On April 1, 2026, the San Bernardino City Council voted unanimously, 6-0, to formally censure Councilmember Treasure Ortiz after an outside investigation found she violated San Bernardino Municipal Code Section 2.58.050(A), (B), and (B)(1), which require honesty, integrity, transparency, and conduct above reproach from elected officials.
The Mayor did not vote because, per Section 303 of the City Charter, she was not afforded a vote.
The council found that Ortiz used her elected position and City resources to promote false claims against the City and police department for her own political and personal benefit. The investigation began after Ortiz filed a bogus $2 million lawsuit to bury her arrest history, promote her City Council race, with taxpayers paying the bill.
Ortiz’s arrest history threatened to damage her politically, so Ortiz not only falsely accused the City and police of accessing her arrest records, but she also then tried to legitimize her lie with a lawsuit seeking a $2 million taxpayer payout for herself.
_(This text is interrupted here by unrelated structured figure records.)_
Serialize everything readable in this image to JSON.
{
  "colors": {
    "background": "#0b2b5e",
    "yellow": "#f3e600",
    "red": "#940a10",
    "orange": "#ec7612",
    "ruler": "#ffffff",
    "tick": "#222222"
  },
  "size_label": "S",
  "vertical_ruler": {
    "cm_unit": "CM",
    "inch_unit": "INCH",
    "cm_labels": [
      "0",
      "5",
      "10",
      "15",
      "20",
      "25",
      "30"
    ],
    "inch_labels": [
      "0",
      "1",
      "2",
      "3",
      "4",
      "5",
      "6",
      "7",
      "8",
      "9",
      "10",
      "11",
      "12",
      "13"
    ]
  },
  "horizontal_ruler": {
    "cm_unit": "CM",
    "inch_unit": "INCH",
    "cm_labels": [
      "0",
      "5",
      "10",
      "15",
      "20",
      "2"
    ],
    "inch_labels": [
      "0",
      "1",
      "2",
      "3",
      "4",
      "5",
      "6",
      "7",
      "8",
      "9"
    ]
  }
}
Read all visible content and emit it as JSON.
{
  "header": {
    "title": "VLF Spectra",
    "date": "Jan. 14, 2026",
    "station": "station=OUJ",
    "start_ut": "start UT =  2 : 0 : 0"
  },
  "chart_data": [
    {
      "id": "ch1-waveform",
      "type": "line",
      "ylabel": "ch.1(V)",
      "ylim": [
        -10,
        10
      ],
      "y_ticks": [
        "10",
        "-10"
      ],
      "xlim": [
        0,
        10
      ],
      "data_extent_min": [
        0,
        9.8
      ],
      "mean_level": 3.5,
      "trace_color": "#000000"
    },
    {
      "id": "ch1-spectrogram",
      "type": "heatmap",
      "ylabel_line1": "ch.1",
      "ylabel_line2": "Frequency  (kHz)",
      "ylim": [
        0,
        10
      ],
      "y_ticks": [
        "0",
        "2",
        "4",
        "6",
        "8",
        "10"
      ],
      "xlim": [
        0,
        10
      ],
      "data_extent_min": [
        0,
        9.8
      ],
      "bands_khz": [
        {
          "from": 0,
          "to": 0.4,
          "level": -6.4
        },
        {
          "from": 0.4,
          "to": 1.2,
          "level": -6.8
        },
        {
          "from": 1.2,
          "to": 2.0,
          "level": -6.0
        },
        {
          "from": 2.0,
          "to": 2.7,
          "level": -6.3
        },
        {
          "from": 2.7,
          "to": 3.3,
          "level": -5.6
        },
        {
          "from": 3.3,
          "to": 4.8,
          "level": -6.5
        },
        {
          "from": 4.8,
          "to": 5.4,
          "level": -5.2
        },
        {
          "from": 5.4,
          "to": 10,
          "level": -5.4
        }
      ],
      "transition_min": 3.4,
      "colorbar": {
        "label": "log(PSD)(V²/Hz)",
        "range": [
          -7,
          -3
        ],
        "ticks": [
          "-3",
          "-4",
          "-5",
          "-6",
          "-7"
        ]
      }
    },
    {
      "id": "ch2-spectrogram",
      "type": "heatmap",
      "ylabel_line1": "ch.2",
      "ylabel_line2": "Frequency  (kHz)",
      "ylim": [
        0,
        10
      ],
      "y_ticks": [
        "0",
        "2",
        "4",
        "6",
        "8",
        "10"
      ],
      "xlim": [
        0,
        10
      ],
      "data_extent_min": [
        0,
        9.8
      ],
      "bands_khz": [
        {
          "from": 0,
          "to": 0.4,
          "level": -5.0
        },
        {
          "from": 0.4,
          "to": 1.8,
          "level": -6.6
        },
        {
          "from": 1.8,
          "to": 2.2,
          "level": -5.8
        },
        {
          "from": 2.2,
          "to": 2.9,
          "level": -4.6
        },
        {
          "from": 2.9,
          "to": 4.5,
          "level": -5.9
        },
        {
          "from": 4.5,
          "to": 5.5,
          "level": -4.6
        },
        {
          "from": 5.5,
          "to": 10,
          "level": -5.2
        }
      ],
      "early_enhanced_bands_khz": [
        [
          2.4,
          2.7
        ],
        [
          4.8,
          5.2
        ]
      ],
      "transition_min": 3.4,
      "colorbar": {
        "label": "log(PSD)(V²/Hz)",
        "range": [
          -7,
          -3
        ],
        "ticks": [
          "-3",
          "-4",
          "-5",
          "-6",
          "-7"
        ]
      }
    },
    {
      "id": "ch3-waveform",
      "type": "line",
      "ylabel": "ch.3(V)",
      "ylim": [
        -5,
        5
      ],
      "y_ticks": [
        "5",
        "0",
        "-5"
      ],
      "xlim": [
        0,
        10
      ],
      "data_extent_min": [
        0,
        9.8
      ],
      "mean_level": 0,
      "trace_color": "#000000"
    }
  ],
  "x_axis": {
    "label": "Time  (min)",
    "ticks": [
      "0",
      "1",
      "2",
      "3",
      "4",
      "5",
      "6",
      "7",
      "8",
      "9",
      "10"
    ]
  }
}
Ortiz filed the $2 million claim in March 2025 and then sued the City in federal court in November 2025 after the City rejected it. An outside investigation found her allegations to be false and the lawsuit an attempt to obtain millions in taxpayer dollars.
Ortiz also illegally recorded police officials to prop up her false claims. California is a two-party consent state, and secretly recording a conversation without everyone’s consent is illegal. Ortiz secretly recorded Lt. Jose Loera on August 15, 2024 and Chief Darren Goodman on August 29, 2024 while trying to build evidence for her false claims that police and City officials had illegally accessed her records and targeted her. The District Attorney later filed criminal charges against her under Penal Code 632(a).
The council also found that Ortiz lied about her arrest history and falsely claimed the records were fabricated. Official records show arrests on June 22, 2006 for domestic battery [PC 243 (E)(1)] and March 7, 2015 for battery [PC 243(a)], even though Ortiz publicly denied ever being arrested. She also falsely claimed no public arrest records existed and that the records used during the 2024 election were fabricated. That lie was designed to mitigate damage to her City Council race and keep her political career alive.
She claimed she had never been arrested, and that there were no public arrest records, because she had those online arrest records deleted to try to hide them from public scrutiny. In fact, she contacted a website that contained her arrest records and asked them to be deleted.
Based on the investigation’s findings, the Council had a duty to protect taxpayers, uphold transparency, and put the truth on the public record. Censure is the strongest action the council is allowed to take under its charter.
Under California law and the City Charter, the City Council cannot remove an elected official from office. Only voters can remove a councilmember through a recall election or by voting that person out in the next election.
The censure resolution now becomes part of the official public record of the City of San Bernardino.